KOMPAS.com – Kebijakan Gubernur Jawa Barat Dedi Mulyadi untuk menghentikan sementara aktivitas tambang di wilayah Parung Panjang, Cigudeg, dan Rumpin, menimbulkan pro dan kontra di masyarakat.
Truk tambang yang biasanya memenuhi jalanan kini berhenti beroperasi karena produksi perusahaan dihentikan.
Kondisi ini membuat sebagian warga lega, tetapi menimbulkan keresahan bagi sopir dan pedagang yang selama ini bergantung pada aktivitas tambang.
Elisa (46), warga Parung Panjang, mengaku senang dengan suasana jalan yang lebih lengang. Tanpa truk tambang, kemacetan berkurang drastis.
"Ya senang gitu, enggak macet gitu kendaraannya. Bagus sekarang," ujarnya kepada Kompas.com, Rabu (1/10/2025).
Selain macet, debu jalanan juga jauh berkurang. "Debu juga enggak begitu banyak, yang penting macetnya itu. Macet kalau pas ada truk, kalau pagi tuh anak-anak sekolah susah, (berangkat) kerja juga macet, sore juga sama," jelasnya.
Baca juga: Kata Pemilik Lapak Batu soal Dedi Mulyadi Tutup Tambang Parung Panjang: Terpukul...
Hal serupa dirasakan Andri (20), pedagang gorengan di Jalan M Toha. "Menurut saya lebih bagus, enggak ada polusi, jalan enggak macet," katanya.
Berbeda dengan warga, pedagang warung seperti Ola justru mengeluh. Warungnya yang biasanya ramai sopir truk kini sepi pembeli.
"Dampaknya gede banget, sampai detik sekarang dari Pak KDM (Dedi Mulyadi) nutup perusahaan jadi dampaknya benar-benar luar biasa ke warung saya," kata Ola.
Ia bahkan pernah hanya mendapat pemasukan Rp 4.000 dalam sehari, jauh dari omzet normal Rp 1,3 juta. "Kemarin nol besar, tetapi kami tetap buka siapa tahu ada yang beli," tambahnya.

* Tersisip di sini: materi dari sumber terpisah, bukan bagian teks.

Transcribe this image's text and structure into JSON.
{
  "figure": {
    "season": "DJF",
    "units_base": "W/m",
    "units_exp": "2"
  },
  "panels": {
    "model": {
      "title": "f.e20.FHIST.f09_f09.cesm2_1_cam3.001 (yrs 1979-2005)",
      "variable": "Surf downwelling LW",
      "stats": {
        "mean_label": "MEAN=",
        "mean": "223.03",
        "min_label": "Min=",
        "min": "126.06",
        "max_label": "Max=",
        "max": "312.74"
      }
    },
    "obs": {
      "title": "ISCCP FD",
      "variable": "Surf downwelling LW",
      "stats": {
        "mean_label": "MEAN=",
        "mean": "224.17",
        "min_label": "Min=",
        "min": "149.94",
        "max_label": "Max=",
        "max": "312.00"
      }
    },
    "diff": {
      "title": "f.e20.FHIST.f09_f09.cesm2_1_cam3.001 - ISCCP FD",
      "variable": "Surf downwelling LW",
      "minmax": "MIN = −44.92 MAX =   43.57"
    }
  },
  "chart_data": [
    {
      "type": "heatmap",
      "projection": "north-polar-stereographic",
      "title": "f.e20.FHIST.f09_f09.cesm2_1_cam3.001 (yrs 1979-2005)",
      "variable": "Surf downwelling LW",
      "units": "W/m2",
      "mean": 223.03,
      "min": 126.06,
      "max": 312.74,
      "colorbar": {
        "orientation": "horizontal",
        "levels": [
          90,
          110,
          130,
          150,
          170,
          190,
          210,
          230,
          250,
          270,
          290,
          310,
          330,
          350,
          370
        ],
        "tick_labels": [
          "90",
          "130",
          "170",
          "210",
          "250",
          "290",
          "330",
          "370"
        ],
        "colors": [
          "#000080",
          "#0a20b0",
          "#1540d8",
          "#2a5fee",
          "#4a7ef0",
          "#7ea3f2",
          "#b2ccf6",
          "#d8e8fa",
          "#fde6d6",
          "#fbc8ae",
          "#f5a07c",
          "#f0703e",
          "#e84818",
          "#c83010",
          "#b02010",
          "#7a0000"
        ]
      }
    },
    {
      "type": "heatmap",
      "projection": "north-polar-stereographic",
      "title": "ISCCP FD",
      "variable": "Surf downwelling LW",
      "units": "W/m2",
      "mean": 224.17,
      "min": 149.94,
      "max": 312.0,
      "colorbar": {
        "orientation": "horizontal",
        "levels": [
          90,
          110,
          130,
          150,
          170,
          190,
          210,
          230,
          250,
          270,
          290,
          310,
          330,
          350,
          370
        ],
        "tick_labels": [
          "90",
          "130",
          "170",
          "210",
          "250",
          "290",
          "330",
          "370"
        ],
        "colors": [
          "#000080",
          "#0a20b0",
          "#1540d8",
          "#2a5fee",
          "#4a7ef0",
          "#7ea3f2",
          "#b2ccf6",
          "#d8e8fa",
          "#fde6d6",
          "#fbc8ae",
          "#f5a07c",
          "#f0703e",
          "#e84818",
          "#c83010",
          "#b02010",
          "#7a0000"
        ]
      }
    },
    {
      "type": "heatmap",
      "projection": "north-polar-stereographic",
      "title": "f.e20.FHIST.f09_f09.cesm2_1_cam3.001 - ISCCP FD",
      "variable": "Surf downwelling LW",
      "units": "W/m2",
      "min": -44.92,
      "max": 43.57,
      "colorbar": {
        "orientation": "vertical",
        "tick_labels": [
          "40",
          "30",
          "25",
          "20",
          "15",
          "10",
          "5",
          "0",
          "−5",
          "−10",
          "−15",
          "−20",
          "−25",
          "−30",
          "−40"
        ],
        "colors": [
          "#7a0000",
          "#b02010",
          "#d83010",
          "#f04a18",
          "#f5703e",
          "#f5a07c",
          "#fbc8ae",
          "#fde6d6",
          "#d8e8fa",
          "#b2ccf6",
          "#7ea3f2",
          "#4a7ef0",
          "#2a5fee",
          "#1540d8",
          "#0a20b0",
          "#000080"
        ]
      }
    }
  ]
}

Sementara itu, Haris, seorang sopir truk tambang, juga merasa terpukul. Ia biasanya mendapat Rp 70.000–Rp 100.000 per rit saat mengangkut hasil tambang dari Cigudeg ke Tangerang.
Baca juga: Kali Rengas Meluap, Ratusan Warga Parung Bogor Terdampak Banjir
"Saya sebagai sopir (truk) adanya tambang ditutup kami blangsak semua," ucapnya.
Menurut Haris, bukan hanya sopir, tapi juga kuli angkut dan pedagang kecil ikut terdampak. "Keadilan, ditegakkan keadilan, yang seadil-adilnya, karena banyak yang dirugikan. Ditutup (aktivitas tambang) seperti ini sama saja 'membunuh' saya, 'membunuh' banyak orang," ujarnya.
Menanggapi protes tersebut, Dedi Mulyadi menjelaskan bahwa penutupan tambang dilakukan demi kepentingan warga yang lebih luas. Ia menyoroti kerusakan jalan, polusi debu, kebisingan, hingga kecelakaan lalu lintas akibat truk tambang.
"Kalau giliran ada kebijakan gubernur yang mengembalikan kembali ketenangan hidup warga, agar bisa menikmati jalan dengan baik, terbebas dari debu, terbebas dari kebisingan, terhindar dari berbagai kecelakaan yang ditimbulkan karena angkutan yang besar-besar, pasti maju yang paling depan adalah rakyat yang paling bawah," katanya.
Dedi menegaskan, sejak 2019 hingga 2024, ada 195 orang meninggal dunia akibat kecelakaan yang melibatkan truk tambang, sementara 140 lainnya mengalami luka berat.
Baca juga: Truk Tambang Hilang, Parung Panjang Kini Lengang, Warga Senang Tak Lagi Makan Debu
"Saya paham para penambang kehilangan pendapatan, para pengusaha angkutan kehilangan pemasukan, sopir-sopir truk kehilangan pekerjaan. Namun, Anda juga harus paham, dari 2019 sampai 2024, ada 195 orang meninggal di jalan karena terlindas, tersenggol, atau bertabrakan dengan truk. Ada 140 luka berat. Pertanyaannya, 'ke mana Anda semua ketika banyak anak kehilangan bapaknya?'" tegasnya.